43:出産

 あの日以来、フリードリヒは来月分の穀物を仕入れるかずっと悩んでいた。

 その答えが出ようが出まいが関係なく、生まれてくる子供は待ってくれない。朝食を食べ終えた後、お腹に痛みが走り、朝食の何かが悪かったのかと頭を捻った。

 しかしアウグスタが、

「陣痛が始まったのですわ!」と言って部屋に連れて行ってくれた。

 そこからは産婆が呼ばれ、伯母様がやってきてと、てんやわんやの大騒ぎ。

 その日の殆どを出産に費やし疲労困憊の中、産婆から「安産でしたよ」と笑顔で言われて『これで安産!?』と愕然としたわ。
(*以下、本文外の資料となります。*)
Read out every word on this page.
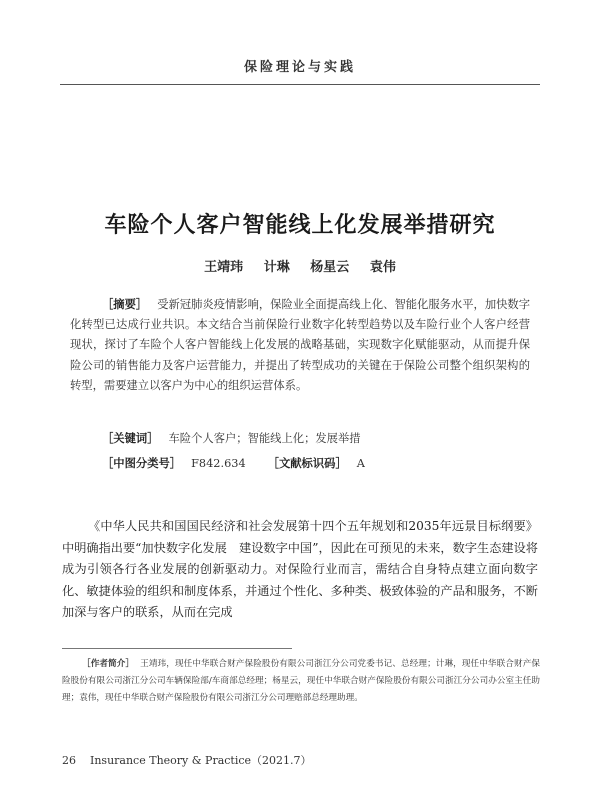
保险理论与实践
车险个人客户智能线上化发展举措研究
王靖玮 计琳 杨星云 袁伟
［摘要］ 受新冠肺炎疫情影响，保险业全面提高线上化、智能化服务水平，加快数字化转型已达成行业共识。本文结合当前保险行业数字化转型趋势以及车险行业个人客户经营现状，探讨了车险个人客户智能线上化发展的战略基础，实现数字化赋能驱动，从而提升保险公司的销售能力及客户运营能力，并提出了转型成功的关键在于保险公司整个组织架构的转型，需要建立以客户为中心的组织运营体系。
［关键词］ 车险个人客户；智能线上化；发展举措
［中图分类号］ F842.634 ［文献标识码］ A
《中华人民共和国国民经济和社会发展第十四个五年规划和2035年远景目标纲要》中明确指出要“加快数字化发展　建设数字中国”，因此在可预见的未来，数字生态建设将成为引领各行各业发展的创新驱动力。对保险行业而言，需结合自身特点建立面向数字化、敏捷体验的组织和制度体系，并通过个性化、多种类、极致体验的产品和服务，不断加深与客户的联系，从而在完成
［作者简介］ 王靖玮，现任中华联合财产保险股份有限公司浙江分公司党委书记、总经理；计琳，现任中华联合财产保险股份有限公司浙江分公司车辆保险部/车商部总经理；杨星云，现任中华联合财产保险股份有限公司浙江分公司办公室主任助理；袁伟，现任中华联合财产保险股份有限公司浙江分公司理赔部总经理助理。
26 Insurance Theory & Practice（2021.7）
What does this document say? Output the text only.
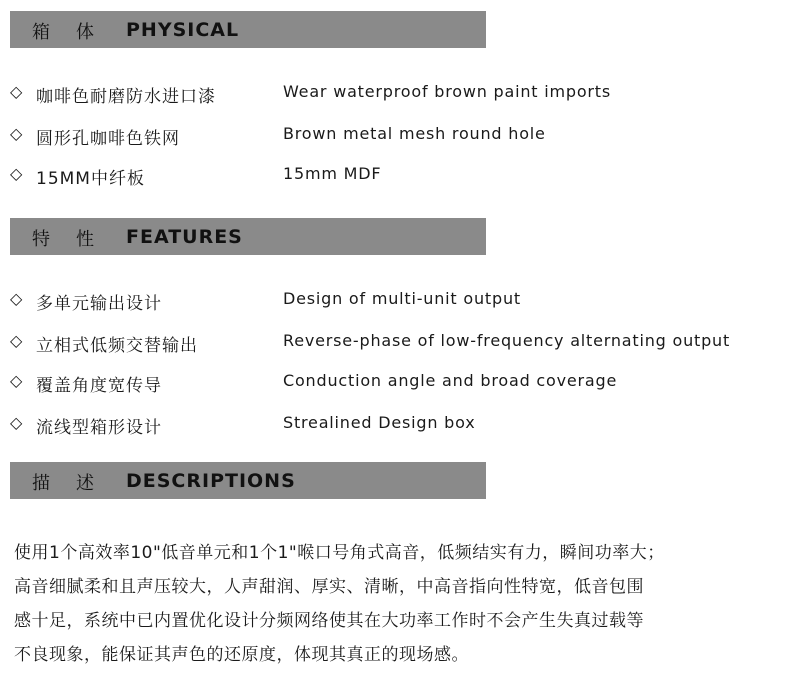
箱体 PHYSICAL
◇ 咖啡色耐磨防水进口漆	Wear waterproof brown paint imports
◇ 圆形孔咖啡色铁网	Brown metal mesh round hole
◇ 15MM中纤板	15mm MDF
特性 FEATURES
◇ 多单元输出设计	Design of multi-unit output
◇ 立相式低频交替输出	Reverse-phase of low-frequency alternating output
◇ 覆盖角度宽传导	Conduction angle and broad coverage
◇ 流线型箱形设计	Strealined Design box
描述 DESCRIPTIONS

使用1个高效率10"低音单元和1个1"喉口号角式高音，低频结实有力，瞬间功率大；

高音细腻柔和且声压较大，人声甜润、厚实、清晰，中高音指向性特宽，低音包围

感十足，系统中已内置优化设计分频网络使其在大功率工作时不会产生失真过载等

不良现象，能保证其声色的还原度，体现其真正的现场感。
「リューディア? もう入っていいと言われたが、良いだろうか?」

「あっフリードリヒ様どうぞお入りください。

 無事生まれました、女の子だそうです」

 今朝はいつも通り仕事に向かったから、伝令を受けて急いで帰ってきてくれたのだろうか? だったら随分と待たせたかしらね。

「ほおそれは楽しみだ。

 きっと将来はリューディアに似て可愛い子に育つだろう」

 自分の凡庸さに自覚があるから、その物言いには苦笑を漏らすしかない。


「それよりも先ず、この子に名前を付けてください」

「ああそうだな。あとで二人で相談して決めよう」

「あら子供の名前は男性が決めるものだと思っていましたわ」

「それは貴族の風習だろう。平民は夫婦で決めるんだよ」

 一応うちは男爵家で貴族なのだけど、フリードリヒは最初に言った通り必要が無い限り爵位を名乗る事が無く、自分はリースと言う名の商人だと言う。

 ならばそれでいいのかなと思った。


 フリードリヒが去ると伯母様が部屋に戻って来た。きっと気を使って二人きりにしてくれたのでしょうね。

「ねえリューディア、無事に子供も生まれた事だし……」

「もう帰られるんですか?」

 わたしが先んじてそう言えば伯母は不満そうに口を尖らせた。

 あら何か違ったかしら?

「違います!

 無事に出産した事だし、夫とアルフォンスを呼んで良いかと聞きに来たのよ」

 あーそっちね。

「はい勿論です」

 許可を出すと伯母はいそいそと出て行った。


 人が去ると疲れが襲ってきて途端に瞼が重くなってきた。うとうとと微睡んでいると、耳元で「ほぎゃぁぁ~」とけたたましい泣き声が聞こえてきて飛び起きた。

 何のことはない生まれたばかりの我が娘が泣いていただけだ。

 抱き上げてよしよしと上体を揺らす。

 しかし一向に泣き止む気配はいない。どうしようと途方に暮れていると慌てる様子も無く産婆がやってきて、赤子をチラリ。

「どうやらお腹が空いているようですね。お乳を上げてください」

 ああそういう事ね。

 胸をはだけて口に近づけると結構な力で吸われて驚いた。小さくとも生きるのに必死なんだわ。

 おっぱいを飲んだ後は産婆の教えを受けつつ、首を支えながら立てて背中をトントンと優しく叩く。するとげぷっと景気の良い音が聞こえてこれでひと段落。

 世の貴族女性のように乳母に任せて自分で子育てしないのならば、このような事は覚える必要も無い。だけどフリードリヒは貴族の風習を嫌うから、わたしは伯母の反対を押し切って乳母は無しと決めた。

 しかし一時間に一度泣く我が子を見ると、乳母って偉大ねと思わずため息が漏れたのは仕方がないと思いたい。